Differences in cell death and division rules can alter tissue rigidity and fluidization

TL;DR

This study explores how cell death and division rules influence tissue mechanical properties like rigidity and fluidity, revealing that these cellular processes significantly impact tissue behavior and are affected by the specific triggers of cell death and division.

Contribution

The paper introduces in silico models incorporating mechanosensitive triggers for cell death and division, demonstrating their effects on tissue mechanics and organization.

Findings

Cell death and division significantly alter tissue mechanics.

Trigger rules for cell events influence tissue behavior.

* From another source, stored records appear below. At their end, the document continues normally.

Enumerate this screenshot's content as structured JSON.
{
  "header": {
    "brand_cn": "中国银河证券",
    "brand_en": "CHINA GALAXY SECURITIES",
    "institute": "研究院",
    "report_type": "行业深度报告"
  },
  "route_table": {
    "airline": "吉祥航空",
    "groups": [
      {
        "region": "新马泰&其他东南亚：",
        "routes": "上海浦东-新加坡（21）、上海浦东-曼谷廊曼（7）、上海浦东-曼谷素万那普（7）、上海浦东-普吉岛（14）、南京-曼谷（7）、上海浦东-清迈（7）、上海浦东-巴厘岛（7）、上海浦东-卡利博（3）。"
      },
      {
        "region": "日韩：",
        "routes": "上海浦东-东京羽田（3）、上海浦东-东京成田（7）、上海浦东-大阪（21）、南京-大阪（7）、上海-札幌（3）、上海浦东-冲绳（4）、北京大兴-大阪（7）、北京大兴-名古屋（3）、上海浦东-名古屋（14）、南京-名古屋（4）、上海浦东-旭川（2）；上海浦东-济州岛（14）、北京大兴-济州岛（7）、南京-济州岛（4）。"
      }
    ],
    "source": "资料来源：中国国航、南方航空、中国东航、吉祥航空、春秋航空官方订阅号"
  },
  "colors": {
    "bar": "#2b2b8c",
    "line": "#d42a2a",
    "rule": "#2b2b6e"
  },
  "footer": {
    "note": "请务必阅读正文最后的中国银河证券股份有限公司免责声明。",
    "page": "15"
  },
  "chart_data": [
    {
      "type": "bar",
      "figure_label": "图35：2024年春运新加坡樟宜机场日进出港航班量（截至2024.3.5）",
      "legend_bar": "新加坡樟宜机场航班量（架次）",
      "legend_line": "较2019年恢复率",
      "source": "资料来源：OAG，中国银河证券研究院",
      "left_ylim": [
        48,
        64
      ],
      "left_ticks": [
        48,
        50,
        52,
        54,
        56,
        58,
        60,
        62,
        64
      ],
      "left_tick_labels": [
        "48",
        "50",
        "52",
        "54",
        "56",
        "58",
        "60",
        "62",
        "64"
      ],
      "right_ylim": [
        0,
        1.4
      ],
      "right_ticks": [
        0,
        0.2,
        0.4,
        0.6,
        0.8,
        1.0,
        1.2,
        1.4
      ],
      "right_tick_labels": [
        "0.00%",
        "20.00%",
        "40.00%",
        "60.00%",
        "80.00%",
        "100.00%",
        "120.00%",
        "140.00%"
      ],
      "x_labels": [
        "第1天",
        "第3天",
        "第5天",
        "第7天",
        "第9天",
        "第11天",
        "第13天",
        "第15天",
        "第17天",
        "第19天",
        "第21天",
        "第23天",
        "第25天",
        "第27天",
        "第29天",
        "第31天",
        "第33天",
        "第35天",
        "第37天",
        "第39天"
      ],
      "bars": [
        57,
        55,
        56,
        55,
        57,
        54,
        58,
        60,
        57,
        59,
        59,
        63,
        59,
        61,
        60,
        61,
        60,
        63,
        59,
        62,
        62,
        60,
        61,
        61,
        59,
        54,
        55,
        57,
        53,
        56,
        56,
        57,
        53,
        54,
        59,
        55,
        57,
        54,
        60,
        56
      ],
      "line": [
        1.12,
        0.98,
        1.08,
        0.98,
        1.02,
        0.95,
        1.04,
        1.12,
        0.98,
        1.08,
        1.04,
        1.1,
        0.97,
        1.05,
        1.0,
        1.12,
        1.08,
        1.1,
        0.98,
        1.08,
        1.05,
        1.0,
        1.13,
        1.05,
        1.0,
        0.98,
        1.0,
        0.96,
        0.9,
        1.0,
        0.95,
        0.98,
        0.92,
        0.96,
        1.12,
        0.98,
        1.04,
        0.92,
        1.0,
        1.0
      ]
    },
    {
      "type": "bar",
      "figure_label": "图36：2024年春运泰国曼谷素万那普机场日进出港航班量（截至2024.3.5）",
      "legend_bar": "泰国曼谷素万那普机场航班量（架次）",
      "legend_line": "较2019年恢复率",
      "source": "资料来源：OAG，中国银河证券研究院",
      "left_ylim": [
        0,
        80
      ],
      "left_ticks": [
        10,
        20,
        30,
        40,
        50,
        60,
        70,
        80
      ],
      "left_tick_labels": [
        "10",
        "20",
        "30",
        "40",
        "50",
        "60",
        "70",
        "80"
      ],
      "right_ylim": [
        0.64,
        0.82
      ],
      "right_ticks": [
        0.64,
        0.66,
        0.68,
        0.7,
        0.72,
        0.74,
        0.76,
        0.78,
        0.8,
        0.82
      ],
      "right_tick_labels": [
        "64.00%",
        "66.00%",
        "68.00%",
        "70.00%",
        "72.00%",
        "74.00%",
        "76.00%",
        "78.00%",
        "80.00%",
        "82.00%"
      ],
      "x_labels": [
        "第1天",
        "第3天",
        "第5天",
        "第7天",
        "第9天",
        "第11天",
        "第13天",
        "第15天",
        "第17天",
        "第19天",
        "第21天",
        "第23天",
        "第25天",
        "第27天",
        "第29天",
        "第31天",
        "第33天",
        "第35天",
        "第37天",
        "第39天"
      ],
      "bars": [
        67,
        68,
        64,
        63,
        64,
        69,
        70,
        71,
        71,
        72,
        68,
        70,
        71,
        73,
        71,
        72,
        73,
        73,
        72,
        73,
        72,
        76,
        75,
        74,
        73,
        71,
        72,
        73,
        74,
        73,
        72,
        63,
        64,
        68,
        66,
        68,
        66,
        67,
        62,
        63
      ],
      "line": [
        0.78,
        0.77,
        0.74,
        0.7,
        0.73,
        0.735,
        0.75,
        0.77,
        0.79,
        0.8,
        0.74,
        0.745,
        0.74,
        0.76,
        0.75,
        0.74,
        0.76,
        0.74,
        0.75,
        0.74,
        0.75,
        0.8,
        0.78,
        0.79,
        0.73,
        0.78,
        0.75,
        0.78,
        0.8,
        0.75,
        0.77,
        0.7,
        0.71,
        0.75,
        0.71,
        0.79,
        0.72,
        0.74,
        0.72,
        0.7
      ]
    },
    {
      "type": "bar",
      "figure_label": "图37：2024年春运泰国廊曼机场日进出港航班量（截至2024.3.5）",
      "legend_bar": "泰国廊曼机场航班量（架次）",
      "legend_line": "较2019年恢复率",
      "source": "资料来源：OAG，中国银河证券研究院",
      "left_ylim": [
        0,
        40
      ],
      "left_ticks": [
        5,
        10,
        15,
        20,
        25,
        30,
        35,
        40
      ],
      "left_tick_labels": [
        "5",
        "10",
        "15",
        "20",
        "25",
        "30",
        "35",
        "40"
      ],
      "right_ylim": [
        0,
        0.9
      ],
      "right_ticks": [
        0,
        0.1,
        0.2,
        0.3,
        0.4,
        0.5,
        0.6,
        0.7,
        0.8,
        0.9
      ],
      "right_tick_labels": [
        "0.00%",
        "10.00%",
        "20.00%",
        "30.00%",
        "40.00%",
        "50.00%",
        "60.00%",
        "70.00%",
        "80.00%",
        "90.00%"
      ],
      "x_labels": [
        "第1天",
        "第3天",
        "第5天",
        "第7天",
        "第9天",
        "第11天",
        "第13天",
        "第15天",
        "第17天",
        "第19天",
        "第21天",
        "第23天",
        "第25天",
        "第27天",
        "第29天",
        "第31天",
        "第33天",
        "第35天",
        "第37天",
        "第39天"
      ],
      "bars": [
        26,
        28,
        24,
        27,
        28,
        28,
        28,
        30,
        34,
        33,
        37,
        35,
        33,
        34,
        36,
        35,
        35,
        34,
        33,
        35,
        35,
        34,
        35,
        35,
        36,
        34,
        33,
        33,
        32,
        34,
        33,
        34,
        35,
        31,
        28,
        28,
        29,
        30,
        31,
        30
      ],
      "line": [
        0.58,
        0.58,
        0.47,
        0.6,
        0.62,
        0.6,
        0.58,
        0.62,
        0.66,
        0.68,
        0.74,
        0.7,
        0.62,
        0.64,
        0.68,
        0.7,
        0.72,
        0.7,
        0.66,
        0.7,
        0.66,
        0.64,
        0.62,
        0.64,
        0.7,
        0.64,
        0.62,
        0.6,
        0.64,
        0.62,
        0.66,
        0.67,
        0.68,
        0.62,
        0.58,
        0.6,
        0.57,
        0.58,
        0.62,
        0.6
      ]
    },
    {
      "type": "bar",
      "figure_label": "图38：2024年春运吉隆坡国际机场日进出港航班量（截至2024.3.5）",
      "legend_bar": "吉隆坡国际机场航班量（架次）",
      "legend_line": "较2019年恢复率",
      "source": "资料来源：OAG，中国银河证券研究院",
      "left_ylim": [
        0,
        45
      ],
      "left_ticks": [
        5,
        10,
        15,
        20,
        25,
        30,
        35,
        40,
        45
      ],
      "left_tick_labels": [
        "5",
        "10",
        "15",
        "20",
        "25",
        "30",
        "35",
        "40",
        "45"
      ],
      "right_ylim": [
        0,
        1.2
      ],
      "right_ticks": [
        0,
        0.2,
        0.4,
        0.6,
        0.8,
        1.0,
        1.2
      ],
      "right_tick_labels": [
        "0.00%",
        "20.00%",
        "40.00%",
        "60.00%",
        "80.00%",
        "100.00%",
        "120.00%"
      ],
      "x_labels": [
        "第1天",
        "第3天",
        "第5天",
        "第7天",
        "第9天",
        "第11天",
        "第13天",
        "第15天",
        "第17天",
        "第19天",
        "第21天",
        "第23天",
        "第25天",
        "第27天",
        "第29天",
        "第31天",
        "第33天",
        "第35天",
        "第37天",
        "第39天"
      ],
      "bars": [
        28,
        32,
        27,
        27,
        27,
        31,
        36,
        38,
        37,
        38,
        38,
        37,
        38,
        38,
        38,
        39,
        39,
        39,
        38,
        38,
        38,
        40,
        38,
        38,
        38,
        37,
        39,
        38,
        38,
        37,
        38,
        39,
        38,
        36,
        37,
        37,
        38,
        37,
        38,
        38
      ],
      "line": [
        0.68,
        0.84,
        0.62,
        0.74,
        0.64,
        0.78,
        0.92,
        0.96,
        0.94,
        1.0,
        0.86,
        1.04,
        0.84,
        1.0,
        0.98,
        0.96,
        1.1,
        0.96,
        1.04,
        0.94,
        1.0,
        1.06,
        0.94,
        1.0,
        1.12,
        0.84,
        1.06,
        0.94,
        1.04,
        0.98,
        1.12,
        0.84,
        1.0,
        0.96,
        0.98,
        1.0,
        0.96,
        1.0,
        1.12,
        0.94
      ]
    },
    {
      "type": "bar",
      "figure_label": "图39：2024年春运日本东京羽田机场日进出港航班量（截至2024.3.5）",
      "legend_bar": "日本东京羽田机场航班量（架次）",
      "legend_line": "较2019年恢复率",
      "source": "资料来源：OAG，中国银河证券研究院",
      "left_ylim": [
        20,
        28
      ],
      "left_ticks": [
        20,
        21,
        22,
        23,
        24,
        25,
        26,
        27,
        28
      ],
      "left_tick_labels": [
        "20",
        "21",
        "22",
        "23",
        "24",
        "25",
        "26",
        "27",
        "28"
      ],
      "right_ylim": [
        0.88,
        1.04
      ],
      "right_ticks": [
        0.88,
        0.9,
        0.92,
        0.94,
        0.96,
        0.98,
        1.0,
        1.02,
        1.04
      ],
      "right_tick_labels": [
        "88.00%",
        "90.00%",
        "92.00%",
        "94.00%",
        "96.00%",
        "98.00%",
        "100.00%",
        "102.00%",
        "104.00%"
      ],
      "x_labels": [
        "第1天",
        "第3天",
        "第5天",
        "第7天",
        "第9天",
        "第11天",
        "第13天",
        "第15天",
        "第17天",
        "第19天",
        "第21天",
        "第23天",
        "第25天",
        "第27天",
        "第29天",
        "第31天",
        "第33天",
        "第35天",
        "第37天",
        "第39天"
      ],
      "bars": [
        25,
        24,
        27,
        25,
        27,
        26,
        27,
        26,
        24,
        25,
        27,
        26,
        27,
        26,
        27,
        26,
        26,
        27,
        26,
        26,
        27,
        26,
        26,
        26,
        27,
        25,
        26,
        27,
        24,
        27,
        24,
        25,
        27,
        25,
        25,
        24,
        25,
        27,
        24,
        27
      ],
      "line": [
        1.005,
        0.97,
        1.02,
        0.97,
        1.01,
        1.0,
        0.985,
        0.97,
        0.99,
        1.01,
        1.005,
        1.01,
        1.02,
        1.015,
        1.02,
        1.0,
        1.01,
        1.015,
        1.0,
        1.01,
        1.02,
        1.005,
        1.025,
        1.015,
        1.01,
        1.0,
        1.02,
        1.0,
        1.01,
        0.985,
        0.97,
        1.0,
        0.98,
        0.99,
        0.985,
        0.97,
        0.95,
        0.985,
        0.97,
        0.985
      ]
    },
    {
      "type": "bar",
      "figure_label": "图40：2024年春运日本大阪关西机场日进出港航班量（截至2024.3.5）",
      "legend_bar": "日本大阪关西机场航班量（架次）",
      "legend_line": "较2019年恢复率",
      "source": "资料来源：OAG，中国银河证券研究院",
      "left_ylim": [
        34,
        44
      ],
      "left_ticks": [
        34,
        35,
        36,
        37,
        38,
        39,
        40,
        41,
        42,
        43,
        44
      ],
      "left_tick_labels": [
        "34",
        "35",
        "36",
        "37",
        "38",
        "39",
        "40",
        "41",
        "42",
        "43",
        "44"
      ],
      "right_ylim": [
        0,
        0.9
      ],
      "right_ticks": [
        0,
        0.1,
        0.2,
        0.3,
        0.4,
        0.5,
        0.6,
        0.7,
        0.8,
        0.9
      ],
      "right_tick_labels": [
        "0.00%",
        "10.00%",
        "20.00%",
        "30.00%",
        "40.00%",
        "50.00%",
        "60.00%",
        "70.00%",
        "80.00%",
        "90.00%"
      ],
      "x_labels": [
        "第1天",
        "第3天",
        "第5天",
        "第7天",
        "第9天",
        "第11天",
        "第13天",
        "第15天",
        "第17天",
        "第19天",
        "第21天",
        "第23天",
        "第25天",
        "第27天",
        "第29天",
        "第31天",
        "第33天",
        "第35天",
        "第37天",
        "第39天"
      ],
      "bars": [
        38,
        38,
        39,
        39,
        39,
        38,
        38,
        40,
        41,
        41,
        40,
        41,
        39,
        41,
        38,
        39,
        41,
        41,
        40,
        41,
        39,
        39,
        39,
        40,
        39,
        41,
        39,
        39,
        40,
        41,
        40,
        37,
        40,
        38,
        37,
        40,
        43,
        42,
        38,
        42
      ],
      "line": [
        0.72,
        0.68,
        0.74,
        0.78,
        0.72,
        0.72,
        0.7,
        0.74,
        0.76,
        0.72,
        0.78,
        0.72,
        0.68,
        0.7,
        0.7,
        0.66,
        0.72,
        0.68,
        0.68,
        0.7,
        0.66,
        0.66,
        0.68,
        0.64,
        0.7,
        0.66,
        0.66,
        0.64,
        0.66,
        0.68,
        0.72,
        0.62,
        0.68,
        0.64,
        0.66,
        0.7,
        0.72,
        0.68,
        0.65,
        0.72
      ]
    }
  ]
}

Cellular processes impact tissue response to stress and organization.

Abstract

Tissue mechanical properties such as rigidity and fluidity, and changes in these properties driven by jamming-unjamming transitions (UJT), have come under recent highlight as mechanical markers of health and disease in various biological processes including cancer. However, most analysis of these mechanical properties and UJT have sidestepped the effect of cellular death and division in these systems. Cellular apoptosis (programmed cell death) and mitosis (cell division) can drive significant changes in tissue properties. The balance between the two is crucial in maintaining tissue function, and an imbalance between the two is seen in situations such as cancer progression, wound healing and necrosis. In this work we investigate the impact of cell death and division on tissue mechanical properties, by incorporating specific mechanosensitive triggers of cell death and division based on the size and geometry of the cell within in silico models of tissue dynamics. Specifically, we look at cell migration, tissue response to external stress, tissue extrusion propensity and self-organization of different cell types within the tissue, as a function of cell death and division and the rules that trigger these events. We find that not only do cell death and division events significantly alter tissue mechanics when compared to systems without these events, but that the choice of triggers driving these cell death and division events also alter the predicted tissue mechanics and overall system behavior.